Two legislative proposals by the European Commission to mitigate “the disastrous impact” that a ‘no-deal’ Brexit could have on Irish fisheries for 2019 at least, have been welcomed by Ireland’s pelagic fishing industry.
“While the reprieve is only temporary in nature, it is an important step to avoid catastrophe on the fishing grounds on March 30 next.
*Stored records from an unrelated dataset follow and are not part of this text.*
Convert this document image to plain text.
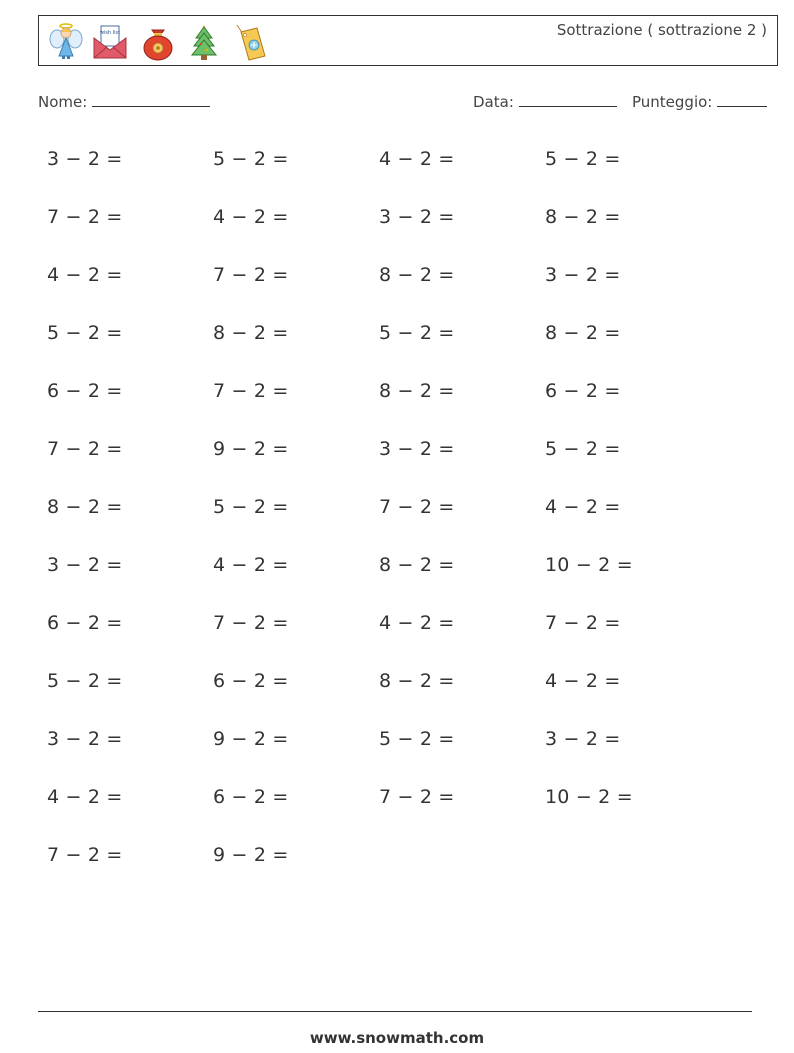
wish list	Sottrazione ( sottrazione 2 )
Nome:	Data:	Punteggio:
3 − 2 =	5 − 2 =	4 − 2 =	5 − 2 =
7 − 2 =	4 − 2 =	3 − 2 =	8 − 2 =
4 − 2 =	7 − 2 =	8 − 2 =	3 − 2 =
5 − 2 =	8 − 2 =	5 − 2 =	8 − 2 =
6 − 2 =	7 − 2 =	8 − 2 =	6 − 2 =
7 − 2 =	9 − 2 =	3 − 2 =	5 − 2 =
8 − 2 =	5 − 2 =	7 − 2 =	4 − 2 =
3 − 2 =	4 − 2 =	8 − 2 =	10 − 2 =
6 − 2 =	7 − 2 =	4 − 2 =	7 − 2 =
5 − 2 =	6 − 2 =	8 − 2 =	4 − 2 =
3 − 2 =	9 − 2 =	5 − 2 =	3 − 2 =
4 − 2 =	6 − 2 =	7 − 2 =	10 − 2 =
7 − 2 =	9 − 2 =
www.snowmath.com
Maintaining the status quo for 2019 in terms of access and quota share is to be welcomed,” remarked Seán O’Donoghue.
Optimistic that a deal can still be reached, he cautioned it was “imperative” that mitigation measures are developed in the event of no deal.
“While we have made good progress to safeguard our members’ livelihoods in a post-Brexit trade deal scenario, it is crucial we do not take our eye off the ball, and continue to press Britain to maintain the current levels of reciprocal access to waters and markets, as well as sound scientific-based fisheries management.”
During a Dáil debate in late January, marine minister Michael Creed however said the “only clarity” from the UK was that EU vessels would no longer have “automatic access” to their waters.
“Whether this means a complete shut out of EU vessels or not, remains uncertain at this stage.”
The first proposal aims to allow fishermen and operators from EU member states to receive compensation under the European Maritime Fisheries Fund for temporary cessation of fishing activities.
The second proposal covers fishing authorisations and amends the regulation on sustainable management of external fleets to ensure the EU can grant UK vessels access to EU waters until the end of 2019 – on condition that EU vessels are granted reciprocal access to UK waters. This proposal is based on agreement reached at the December meeting on fishing opportunities.
These contingency measures cannot mitigate the overall impact of a ‘no-deal’ scenario, nor in any way replicate the full benefits of EU membership of the terms of any transition period, provided for in the Withdrawal Agreement, the KFO has stressed.